Robert Emmons, a leading scientific expert on gratitude, argues that gratitude has two key components, which he describes in a Greater Good essay, Why Gratitude Is Good. “First, it’s an affirmation of goodness. We affirm that there are good things in the world, gifts and benefits we’ve received.” Second, he explains, “we recognize that the sources of this goodness are outside of ourselves. … We acknowledge that other people—or even higher powers, if you’re of a spiritual mindset—gave us many gifts, big and small, to help us achieve the goodness in our lives.”

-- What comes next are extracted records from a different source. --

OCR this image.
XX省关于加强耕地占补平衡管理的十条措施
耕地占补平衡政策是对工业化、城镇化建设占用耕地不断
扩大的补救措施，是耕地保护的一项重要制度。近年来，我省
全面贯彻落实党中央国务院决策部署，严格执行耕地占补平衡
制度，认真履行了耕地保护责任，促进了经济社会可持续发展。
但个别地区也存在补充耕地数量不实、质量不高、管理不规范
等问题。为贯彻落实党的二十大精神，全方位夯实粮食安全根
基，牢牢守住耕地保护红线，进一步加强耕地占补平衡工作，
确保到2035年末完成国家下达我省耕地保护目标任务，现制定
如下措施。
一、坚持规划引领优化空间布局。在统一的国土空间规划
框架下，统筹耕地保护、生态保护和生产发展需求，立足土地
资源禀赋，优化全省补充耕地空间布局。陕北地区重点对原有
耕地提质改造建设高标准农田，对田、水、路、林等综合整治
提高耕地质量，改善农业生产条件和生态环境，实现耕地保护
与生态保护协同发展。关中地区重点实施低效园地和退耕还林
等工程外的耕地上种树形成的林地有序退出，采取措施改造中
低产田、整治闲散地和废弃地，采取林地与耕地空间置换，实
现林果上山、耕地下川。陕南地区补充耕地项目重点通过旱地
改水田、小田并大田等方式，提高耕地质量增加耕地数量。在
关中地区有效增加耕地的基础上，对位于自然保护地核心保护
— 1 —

Here are some of the interesting things I’ve learned about gratitude, all supported by results of scientifically sound studies:
- brain areas have been identified that are likely involved in experiencing and expressing gratitude, providing further evidence for the idea that gratitude is an intrinsic component of the human experience
- girls and women report feeling more grateful than boys and men
- certain traits have been identified that act as barriers to gratitude; including envy, materialism, narcissism, and cynicism
- social factors—including religion, cultural influences, and parenting styles—may influence a person’s tendency to experience gratitude
- gratitude may be associated with many benefits for individuals, including better physical and psychological health, increased happiness and life satisfaction, and decreased materialism
- more grateful people are happier, more satisfied with their lives, less materialistic, and less likely to suffer from burnout
- gratitude practices can increase people’s happiness and overall positive mood
- in one study, grateful cardiac patients reported better sleep, less fatigue, and lower levels of cellular inflammation
- in another study, heart failure patients who kept a gratitude journal for eight weeks were more grateful and had reduced signs of inflammation afterwards
- grateful people experience less depression and are more resilient following traumatic events
- even in people suffering from depression or anxiety, gratitude writing (along with ongoing counseling) was shown to improve their mental health more than counseling alone
- more grateful adolescents are more interested and satisfied with their school lives, more kind and helpful, and more socially integrated
Although what I’m doing with my boys is a quick and easy variation of gratitude practices, I can still see the benefit in it. More elaborate gratitude practices would including counting one’s blessings through journaling, writing gratitude letters to people in your life, or incorporating gratitude affirmations into meditation.
Do you have a daily gratitude practice? If so, what is it and how has it helped you? If not, what is holding you back from starting? Would love to hear your thoughts!